For revealing the political and economic causes of world hunger and how citizens can help to remedy them.

Frances Moore-Lappé has tackled the political and economic roots of world hunger. Throughout her work, Lappé stressed that hunger is caused not by a scarcity of food but by a scarcity of democracy.

Her studies focus on why free-market myths need to be countered. In her opinion, society’s problems can only be solved in a “living democracy” that engages ordinary citizens in decision-making. Citizens and grassroots initiatives can help effectively end hunger, enabling the poor to transform their lives through greater democratic control. 

If some go without food they have surely been deprived of all power. The existence of hunger belies the existence of democracy.

Frances Moore-Lappé, 1987 Laureate

Frances Moore Lappé was born in 1944 and came to public notice in 1971 with the publication by Ballantine Books of her Diet for Small Planet, which has sold three million copies and been translated into French, German, Swedish, Japanese and Spanish.

In 1975, Lappé and Joseph Collins co-founded the Institute for Food and Development Policy, which became known as Food First after the first book it published, entitled Food First: Beyond the Myth of Scarcity. The Institute, a non-governmental public education and research and documentation centre, is internationally recognised for addressing world hunger's political and economic roots and demonstrating how ordinary citizens can effectively help end hunger. The book Food First, co-authored by Lappé and Collins, showed that world hunger had political and economic causes, not due either to food scarcity or over-population. This theme was reinforced in their next book, World Hunger: Twelve Myths (1986).

Food First publicises lessons, both positive and negative, that increase understanding of how grassroots and non-governmental strategies can allow the poor to transform their lives through greater democratic control. To this end, Food First and Lappé have conducted in-depth investigations of food issues in Cuba, the Philippines, Mozambique, Tanzania, Bangladesh, Nicaragua, Mexico (Chiapas) and India (Kerala).

Food First has also joined with other groups in advocating policy changes that would bring greater democratic control of food resources to the world's poor majority.

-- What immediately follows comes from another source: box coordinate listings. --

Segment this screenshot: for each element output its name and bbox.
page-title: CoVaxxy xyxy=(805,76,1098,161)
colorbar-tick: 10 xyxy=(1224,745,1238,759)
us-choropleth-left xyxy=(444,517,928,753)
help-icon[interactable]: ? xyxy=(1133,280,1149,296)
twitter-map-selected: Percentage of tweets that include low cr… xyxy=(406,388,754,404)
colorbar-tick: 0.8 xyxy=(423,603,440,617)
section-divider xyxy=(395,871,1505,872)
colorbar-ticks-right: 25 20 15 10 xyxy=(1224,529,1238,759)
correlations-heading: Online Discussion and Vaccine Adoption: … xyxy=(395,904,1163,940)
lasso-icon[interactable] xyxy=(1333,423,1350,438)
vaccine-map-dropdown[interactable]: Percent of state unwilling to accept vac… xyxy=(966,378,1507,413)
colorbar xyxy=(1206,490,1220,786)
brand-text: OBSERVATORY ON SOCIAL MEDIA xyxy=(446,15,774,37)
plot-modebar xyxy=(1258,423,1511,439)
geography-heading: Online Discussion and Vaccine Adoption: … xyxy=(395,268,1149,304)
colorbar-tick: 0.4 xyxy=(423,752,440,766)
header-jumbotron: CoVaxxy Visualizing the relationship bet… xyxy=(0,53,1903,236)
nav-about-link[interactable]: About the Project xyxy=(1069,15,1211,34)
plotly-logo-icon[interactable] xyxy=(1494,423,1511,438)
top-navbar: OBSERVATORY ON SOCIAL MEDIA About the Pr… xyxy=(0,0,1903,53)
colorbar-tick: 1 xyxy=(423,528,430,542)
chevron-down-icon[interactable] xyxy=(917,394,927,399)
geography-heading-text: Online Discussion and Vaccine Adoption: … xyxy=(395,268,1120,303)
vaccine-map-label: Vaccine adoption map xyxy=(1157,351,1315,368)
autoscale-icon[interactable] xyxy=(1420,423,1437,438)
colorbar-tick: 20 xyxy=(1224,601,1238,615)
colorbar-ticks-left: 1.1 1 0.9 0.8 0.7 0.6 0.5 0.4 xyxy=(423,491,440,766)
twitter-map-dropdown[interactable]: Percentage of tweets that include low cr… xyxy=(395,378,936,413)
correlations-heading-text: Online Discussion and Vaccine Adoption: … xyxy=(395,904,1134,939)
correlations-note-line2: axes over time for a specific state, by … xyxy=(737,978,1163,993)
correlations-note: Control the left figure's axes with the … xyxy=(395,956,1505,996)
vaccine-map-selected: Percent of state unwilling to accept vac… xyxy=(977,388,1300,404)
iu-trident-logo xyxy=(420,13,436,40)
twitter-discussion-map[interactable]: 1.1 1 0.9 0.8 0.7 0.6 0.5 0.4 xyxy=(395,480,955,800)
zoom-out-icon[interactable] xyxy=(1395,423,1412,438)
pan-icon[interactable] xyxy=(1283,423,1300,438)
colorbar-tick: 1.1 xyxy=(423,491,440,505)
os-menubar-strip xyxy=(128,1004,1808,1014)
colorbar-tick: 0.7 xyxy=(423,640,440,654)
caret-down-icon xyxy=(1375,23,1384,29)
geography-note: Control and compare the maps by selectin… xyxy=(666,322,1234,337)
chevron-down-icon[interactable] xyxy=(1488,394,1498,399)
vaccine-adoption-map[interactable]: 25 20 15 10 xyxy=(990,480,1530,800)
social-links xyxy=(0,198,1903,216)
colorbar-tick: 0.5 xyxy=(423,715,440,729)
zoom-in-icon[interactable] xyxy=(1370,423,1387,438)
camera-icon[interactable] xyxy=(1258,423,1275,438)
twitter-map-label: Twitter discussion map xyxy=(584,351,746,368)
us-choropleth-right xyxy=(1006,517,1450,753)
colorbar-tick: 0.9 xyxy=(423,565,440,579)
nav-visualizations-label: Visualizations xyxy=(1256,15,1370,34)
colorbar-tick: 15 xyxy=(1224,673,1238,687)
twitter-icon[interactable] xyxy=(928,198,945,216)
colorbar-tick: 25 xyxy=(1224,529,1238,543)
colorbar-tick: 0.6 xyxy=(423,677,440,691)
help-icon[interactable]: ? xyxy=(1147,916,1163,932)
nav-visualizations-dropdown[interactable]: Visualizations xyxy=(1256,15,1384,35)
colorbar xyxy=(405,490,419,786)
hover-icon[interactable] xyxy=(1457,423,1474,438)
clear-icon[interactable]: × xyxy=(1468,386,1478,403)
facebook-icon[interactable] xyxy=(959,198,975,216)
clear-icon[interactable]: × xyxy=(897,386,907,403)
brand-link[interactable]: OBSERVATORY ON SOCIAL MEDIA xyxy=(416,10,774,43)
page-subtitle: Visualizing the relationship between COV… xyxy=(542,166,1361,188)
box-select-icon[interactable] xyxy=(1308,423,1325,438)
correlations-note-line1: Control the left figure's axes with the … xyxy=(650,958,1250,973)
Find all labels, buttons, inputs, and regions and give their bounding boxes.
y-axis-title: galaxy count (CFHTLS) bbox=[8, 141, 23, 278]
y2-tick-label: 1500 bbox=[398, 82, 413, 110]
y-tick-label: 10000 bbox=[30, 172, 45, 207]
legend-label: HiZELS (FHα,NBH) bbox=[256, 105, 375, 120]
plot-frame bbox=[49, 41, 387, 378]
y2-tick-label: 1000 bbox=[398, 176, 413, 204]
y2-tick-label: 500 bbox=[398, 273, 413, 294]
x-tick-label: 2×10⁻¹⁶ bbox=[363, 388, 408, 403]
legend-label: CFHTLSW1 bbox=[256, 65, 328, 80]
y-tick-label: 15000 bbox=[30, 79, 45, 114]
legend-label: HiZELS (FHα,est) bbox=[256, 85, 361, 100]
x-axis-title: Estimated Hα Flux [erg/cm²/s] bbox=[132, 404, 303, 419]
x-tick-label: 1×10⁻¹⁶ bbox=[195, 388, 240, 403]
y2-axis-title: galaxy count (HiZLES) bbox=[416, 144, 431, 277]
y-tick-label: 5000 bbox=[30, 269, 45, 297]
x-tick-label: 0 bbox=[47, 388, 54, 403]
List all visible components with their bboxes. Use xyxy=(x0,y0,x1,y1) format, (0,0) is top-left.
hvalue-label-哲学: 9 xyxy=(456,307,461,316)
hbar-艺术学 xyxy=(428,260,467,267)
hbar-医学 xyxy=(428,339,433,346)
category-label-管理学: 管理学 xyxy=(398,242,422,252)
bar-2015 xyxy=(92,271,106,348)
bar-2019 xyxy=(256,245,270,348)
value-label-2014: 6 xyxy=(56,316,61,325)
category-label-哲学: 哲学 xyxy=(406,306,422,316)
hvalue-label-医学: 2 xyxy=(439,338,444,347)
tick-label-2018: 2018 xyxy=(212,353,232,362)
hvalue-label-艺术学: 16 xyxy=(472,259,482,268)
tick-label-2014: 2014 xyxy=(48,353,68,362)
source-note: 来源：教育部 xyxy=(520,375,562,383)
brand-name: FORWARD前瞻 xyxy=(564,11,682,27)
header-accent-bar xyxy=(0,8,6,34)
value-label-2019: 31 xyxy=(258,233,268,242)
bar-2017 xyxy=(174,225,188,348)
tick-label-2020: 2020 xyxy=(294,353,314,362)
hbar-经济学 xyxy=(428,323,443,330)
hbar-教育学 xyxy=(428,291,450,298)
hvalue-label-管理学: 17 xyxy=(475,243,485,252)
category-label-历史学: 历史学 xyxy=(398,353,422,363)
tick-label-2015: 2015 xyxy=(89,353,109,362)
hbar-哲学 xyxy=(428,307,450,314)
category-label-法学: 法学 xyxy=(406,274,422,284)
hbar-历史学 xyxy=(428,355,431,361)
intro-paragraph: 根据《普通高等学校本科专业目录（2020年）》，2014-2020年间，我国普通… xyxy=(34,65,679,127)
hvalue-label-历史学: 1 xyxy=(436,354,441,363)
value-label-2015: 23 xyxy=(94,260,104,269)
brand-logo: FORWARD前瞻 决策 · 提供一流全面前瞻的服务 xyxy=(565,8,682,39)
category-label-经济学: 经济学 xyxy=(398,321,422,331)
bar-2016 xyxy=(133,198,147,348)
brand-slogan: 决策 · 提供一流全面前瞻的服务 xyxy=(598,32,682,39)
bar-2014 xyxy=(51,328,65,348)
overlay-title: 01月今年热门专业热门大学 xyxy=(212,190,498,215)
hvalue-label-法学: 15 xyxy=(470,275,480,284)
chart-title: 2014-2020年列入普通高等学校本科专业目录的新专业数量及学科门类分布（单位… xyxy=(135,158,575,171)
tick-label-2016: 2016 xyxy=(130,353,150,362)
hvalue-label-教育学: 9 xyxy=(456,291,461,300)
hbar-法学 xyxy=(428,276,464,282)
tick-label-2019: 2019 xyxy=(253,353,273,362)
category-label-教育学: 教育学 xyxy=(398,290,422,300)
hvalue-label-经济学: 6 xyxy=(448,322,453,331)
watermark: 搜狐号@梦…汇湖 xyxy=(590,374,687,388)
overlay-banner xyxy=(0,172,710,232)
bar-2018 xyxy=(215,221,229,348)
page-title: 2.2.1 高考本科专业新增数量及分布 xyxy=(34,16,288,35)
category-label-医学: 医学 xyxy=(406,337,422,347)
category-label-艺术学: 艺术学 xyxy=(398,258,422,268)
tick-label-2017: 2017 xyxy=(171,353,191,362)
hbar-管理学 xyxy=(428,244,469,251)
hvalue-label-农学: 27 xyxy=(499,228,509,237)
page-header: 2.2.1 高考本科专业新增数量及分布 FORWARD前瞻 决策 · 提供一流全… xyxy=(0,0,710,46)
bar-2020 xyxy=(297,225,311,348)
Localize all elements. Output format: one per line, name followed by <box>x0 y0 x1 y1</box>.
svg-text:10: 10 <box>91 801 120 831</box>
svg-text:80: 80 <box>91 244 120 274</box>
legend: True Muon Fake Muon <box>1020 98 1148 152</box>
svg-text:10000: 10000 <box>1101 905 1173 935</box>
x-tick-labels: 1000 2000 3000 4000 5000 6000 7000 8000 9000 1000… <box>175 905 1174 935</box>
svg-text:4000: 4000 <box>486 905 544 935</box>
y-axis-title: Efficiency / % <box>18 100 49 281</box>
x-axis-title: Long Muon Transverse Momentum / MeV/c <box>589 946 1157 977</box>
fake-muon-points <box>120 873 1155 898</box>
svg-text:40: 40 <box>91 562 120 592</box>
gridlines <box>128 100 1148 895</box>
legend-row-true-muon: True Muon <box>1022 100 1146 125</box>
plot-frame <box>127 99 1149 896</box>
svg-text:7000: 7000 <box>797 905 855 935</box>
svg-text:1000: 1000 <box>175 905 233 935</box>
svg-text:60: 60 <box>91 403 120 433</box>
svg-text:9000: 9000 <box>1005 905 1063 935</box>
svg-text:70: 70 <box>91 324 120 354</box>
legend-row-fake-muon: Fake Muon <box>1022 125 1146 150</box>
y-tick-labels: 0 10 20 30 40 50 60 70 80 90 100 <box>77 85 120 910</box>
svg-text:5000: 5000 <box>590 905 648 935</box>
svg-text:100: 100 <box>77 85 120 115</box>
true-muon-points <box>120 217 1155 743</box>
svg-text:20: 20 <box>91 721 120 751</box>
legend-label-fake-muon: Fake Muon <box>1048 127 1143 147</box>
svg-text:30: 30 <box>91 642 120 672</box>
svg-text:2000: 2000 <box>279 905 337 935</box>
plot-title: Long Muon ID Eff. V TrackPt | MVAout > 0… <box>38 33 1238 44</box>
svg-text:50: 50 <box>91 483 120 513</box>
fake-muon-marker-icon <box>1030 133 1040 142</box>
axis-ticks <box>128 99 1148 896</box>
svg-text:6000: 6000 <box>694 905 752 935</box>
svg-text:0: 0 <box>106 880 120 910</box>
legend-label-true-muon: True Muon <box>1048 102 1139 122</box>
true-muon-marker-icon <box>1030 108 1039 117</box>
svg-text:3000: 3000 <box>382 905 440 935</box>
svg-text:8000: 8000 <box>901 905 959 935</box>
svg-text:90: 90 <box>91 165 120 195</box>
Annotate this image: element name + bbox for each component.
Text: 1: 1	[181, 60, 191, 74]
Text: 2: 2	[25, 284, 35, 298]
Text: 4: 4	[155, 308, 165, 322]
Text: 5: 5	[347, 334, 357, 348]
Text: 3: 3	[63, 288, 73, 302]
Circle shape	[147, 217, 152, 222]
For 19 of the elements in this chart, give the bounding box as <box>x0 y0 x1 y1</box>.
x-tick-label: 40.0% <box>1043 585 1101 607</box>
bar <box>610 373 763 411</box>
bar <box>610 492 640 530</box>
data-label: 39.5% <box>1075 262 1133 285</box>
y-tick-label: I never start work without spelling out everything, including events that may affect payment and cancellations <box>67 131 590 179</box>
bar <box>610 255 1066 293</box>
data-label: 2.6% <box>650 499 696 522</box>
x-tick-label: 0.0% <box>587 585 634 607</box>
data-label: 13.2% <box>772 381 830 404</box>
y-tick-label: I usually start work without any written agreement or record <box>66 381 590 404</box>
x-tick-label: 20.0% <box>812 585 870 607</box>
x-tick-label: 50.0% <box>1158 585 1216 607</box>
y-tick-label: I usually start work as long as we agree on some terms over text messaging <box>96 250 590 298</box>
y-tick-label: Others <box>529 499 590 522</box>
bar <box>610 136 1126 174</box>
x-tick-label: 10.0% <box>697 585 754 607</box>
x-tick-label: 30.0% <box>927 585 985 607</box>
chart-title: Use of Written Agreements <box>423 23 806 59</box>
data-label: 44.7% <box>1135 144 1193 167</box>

Grassroots groups widely use food First's books and reports in both the North and the South, as well as in college classrooms, and cultural exchanges are organised - most recently between organic farmers and specialists in Cuba and the United States.

Throughout her work, Lappé has stressed that hunger is caused not by a scarcity of food but by a scarcity of democracy. In 1990 she helped to bring that message home, co-founding with her husband, Paul Martin Du Bois, the Center for Living Democracy in Brattleboro, Vermont. Their 1994 book, The Quickening of America: Rebuilding Our Nation, Remaking Our Lives, describes the work of citizens creating a "living democracy" that engages ordinary citizens in decision-making. Believing that society's problems can only be solved in such a living democracy, Lappé and Du Bois create a national centre through which citizens learn from each other's trials and triumphs.

In 2001, Lappé co-founded the Small Planet Institute with her daughter Anna Lappé, to share the understanding of Living Democracy through research, lectures, books and social media. Small Planet Institute focuses on power, transparency and accountability to understand the causes, and the solutions, to injustices in the global food system.